Look, look: I do not know how all this came to pass, how what failed came to fail so finally. It seems like things turned for her in her last days in New York, and didn't turn once she and her boyfriend moved home to Tennessee; I don't really know what she was doing there. I know that Molly's father fought and was finally undone by addiction. I worked with him briefly, during my time at Topps; this was a job I found for him through her, and he authenticated various autograph signings throughout the southeast, and was the best and best-loved at that strange gig for some giddy months; football players, especially, loved the man. He went, rather quickly, from being a star to being a late-arriving problem to being utterly lost and unreachable to being all the way gone in dreadfully rapid time. Her death would seem to have something to do with substance abuse. I don't know, and I don't know why I'd need to write about it here, except maybe for how all that reflects off me and my fears about myself and my appetites, and my fears of dying too early, of dying before I'm finished. And this is a retreat, honestly: back to me, into me, the questions of what I might or could or should have done, all those safe trails back home from this cruel outland and this cold permanence, the place from which my friend will not come back.

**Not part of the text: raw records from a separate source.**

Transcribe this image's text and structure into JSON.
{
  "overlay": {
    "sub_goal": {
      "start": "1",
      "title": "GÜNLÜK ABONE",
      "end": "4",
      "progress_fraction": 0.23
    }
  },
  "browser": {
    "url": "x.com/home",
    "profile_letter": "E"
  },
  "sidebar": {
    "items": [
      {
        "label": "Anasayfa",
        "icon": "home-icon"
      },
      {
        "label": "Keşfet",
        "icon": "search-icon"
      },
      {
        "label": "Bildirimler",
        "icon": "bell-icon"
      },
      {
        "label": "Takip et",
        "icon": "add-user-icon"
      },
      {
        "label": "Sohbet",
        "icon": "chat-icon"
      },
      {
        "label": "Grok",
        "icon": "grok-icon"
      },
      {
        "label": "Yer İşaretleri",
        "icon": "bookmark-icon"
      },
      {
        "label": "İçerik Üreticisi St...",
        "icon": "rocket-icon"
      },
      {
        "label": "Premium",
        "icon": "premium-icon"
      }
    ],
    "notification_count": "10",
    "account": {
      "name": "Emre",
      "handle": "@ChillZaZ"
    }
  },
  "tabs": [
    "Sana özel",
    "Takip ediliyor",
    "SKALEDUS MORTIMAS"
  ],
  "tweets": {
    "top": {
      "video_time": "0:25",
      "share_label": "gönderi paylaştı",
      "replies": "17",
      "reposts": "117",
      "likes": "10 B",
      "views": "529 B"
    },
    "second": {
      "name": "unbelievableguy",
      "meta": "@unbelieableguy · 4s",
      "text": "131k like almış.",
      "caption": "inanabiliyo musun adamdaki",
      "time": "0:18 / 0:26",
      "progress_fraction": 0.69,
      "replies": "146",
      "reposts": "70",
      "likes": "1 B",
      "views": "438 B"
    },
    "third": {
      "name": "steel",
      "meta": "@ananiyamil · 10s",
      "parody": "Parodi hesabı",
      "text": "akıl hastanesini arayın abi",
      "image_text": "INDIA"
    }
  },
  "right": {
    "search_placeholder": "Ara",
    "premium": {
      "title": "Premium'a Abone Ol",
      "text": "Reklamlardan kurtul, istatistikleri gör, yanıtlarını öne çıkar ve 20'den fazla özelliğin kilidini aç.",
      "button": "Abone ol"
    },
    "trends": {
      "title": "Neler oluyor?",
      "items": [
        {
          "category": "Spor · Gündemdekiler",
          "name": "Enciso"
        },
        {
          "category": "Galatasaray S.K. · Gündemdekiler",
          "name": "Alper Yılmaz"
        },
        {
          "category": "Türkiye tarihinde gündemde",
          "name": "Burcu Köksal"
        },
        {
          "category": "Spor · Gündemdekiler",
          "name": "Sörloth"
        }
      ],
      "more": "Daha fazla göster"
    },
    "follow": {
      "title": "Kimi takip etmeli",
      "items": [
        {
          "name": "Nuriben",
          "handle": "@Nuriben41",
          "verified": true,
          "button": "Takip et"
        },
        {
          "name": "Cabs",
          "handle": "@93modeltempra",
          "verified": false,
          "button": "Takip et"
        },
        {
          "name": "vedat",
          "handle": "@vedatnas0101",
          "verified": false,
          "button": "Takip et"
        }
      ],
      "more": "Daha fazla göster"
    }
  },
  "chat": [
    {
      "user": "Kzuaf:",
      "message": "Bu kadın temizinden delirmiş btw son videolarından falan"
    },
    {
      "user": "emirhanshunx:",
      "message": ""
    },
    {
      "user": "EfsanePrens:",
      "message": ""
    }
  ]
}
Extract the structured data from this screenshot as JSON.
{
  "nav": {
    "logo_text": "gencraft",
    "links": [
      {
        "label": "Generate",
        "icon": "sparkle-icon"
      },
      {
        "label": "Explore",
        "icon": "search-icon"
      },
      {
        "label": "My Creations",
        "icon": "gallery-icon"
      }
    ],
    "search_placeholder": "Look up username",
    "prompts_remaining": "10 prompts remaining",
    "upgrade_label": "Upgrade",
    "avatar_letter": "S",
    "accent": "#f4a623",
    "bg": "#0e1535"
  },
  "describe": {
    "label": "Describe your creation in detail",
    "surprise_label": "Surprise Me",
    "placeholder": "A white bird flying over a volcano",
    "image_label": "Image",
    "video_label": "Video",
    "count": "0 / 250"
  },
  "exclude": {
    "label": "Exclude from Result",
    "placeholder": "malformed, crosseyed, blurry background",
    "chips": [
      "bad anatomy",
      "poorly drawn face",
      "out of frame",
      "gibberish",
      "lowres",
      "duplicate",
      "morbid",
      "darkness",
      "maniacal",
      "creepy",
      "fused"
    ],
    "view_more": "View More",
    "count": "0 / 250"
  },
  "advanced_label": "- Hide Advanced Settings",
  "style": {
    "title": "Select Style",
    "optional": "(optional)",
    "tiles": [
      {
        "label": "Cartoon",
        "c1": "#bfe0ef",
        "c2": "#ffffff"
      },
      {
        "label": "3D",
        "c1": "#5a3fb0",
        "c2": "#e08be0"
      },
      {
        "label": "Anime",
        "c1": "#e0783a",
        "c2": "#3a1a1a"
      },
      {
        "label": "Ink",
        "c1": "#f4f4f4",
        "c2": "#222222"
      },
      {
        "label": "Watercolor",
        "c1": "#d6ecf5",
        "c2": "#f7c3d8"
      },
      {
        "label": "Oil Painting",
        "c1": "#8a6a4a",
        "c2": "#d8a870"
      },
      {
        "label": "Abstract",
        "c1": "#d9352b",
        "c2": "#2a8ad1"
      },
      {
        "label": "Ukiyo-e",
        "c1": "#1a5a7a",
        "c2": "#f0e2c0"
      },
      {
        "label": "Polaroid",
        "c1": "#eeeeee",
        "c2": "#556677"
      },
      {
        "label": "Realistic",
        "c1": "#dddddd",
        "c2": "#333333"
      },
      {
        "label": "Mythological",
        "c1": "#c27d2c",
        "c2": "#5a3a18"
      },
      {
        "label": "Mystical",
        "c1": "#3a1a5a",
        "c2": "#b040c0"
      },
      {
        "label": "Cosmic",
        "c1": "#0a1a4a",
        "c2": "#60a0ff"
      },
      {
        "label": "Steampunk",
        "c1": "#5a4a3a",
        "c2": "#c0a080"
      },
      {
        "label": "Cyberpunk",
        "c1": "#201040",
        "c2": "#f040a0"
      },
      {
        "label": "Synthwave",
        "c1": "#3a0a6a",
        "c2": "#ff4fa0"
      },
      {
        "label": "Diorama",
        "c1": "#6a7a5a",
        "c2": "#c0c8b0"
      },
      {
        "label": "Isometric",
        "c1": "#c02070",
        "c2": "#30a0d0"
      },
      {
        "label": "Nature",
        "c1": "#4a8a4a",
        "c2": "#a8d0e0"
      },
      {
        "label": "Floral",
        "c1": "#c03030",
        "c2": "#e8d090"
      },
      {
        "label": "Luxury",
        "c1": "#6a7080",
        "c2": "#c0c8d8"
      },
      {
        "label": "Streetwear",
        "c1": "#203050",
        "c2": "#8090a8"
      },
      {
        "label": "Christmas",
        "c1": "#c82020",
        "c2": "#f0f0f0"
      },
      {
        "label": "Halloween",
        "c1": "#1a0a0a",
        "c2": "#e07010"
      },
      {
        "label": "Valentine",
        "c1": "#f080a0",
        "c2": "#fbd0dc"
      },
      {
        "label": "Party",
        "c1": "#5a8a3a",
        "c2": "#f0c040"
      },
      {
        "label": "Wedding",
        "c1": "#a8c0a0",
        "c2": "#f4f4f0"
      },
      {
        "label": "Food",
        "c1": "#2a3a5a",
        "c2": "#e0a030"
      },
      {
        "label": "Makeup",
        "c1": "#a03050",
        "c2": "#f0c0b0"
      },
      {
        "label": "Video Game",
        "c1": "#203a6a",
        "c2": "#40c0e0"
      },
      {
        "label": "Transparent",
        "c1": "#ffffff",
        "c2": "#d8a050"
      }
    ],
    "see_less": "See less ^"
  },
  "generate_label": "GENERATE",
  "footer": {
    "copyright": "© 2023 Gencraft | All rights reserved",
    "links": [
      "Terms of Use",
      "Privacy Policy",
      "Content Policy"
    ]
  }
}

But here is a thing to remember, among all the other things, the many conversations and subway rides and baseball games and other insignificances that added up to this unscalable and unavoidable thing looming ahead. But this is a thing, when I talked about this with Kate, that as it turns out we both remembered. It was not a moment from any of the Mets games we went to with her, any of the many art shows or music shows or random nameless nights at various since-closed bars. 

As it turned out, we remembered the same thing, from the same party -- a going-away party, as it turns out, for friends who were leaving New York -- at Molly's apartment on Smith Street in Brooklyn. There were giant plastic jugs of shitty booze and a fridge tippy with pyramids of bodega beers; the floor was wet and the air was dense. The buzzer honked with new visitors throughout the night. Some friends got open-container charges on the stoop, other friends kissed each other for the first and last time -- "she's no-nonsense," one said to me later, "and I am interested in nonsense" -- and people danced and drank and talked and fought and made-out. It was one of the last peaks, in retrospect, of that part of our lives. People left the city after that, as well they might've, first a little and then all at once. This was one of the last times we were all together as those versions of ourselves.

What Kate remembered, and what I remembered, too, was Molly commandeering the stereo later in the night, to play a song that she loved a lot as many times as she felt it deserved to be played. The song was "In A Big Country," by the band Big Country. I always liked it well enough, and I assume I danced -- or, more likely, just sort of danced and sort of made out with Kate, which I realized later in our relationship was a thing I could do instead of awkwardly dancing -- while it played. Molly played it maybe twice, maybe three times, and everyone laughed at that familiar willfulness and kept dancing. It was her party, and she danced and laughed, too.

I don't remember how many times she ran the song back, exactly. I haven't forgotten, either. Some things stay with you, like the song says. These are the better things, the things closest to the heart, which are the last you let go. Those are what you keep, and you hold them close and tight. You hold them, I still hold them, because it is not nearly time to let them go, and because of the late realization that they're worth so much more than they seemed to be, back when we spent them so readily in the belief that there were years, yet, in which to spend them. I cannot give all that up, not yet. I am crying because I have to do that.

I can only wish her and her family and Tim some peace. I, we, can only love each other as much as we can; this is always true, of course. What is out of our hands is out of our hands. What we can do, we have to do. Good lord, rest for the weary, comfort for all of us, and only please as much life as we can take, and no more. It's enough. It's never enough. It's not enough.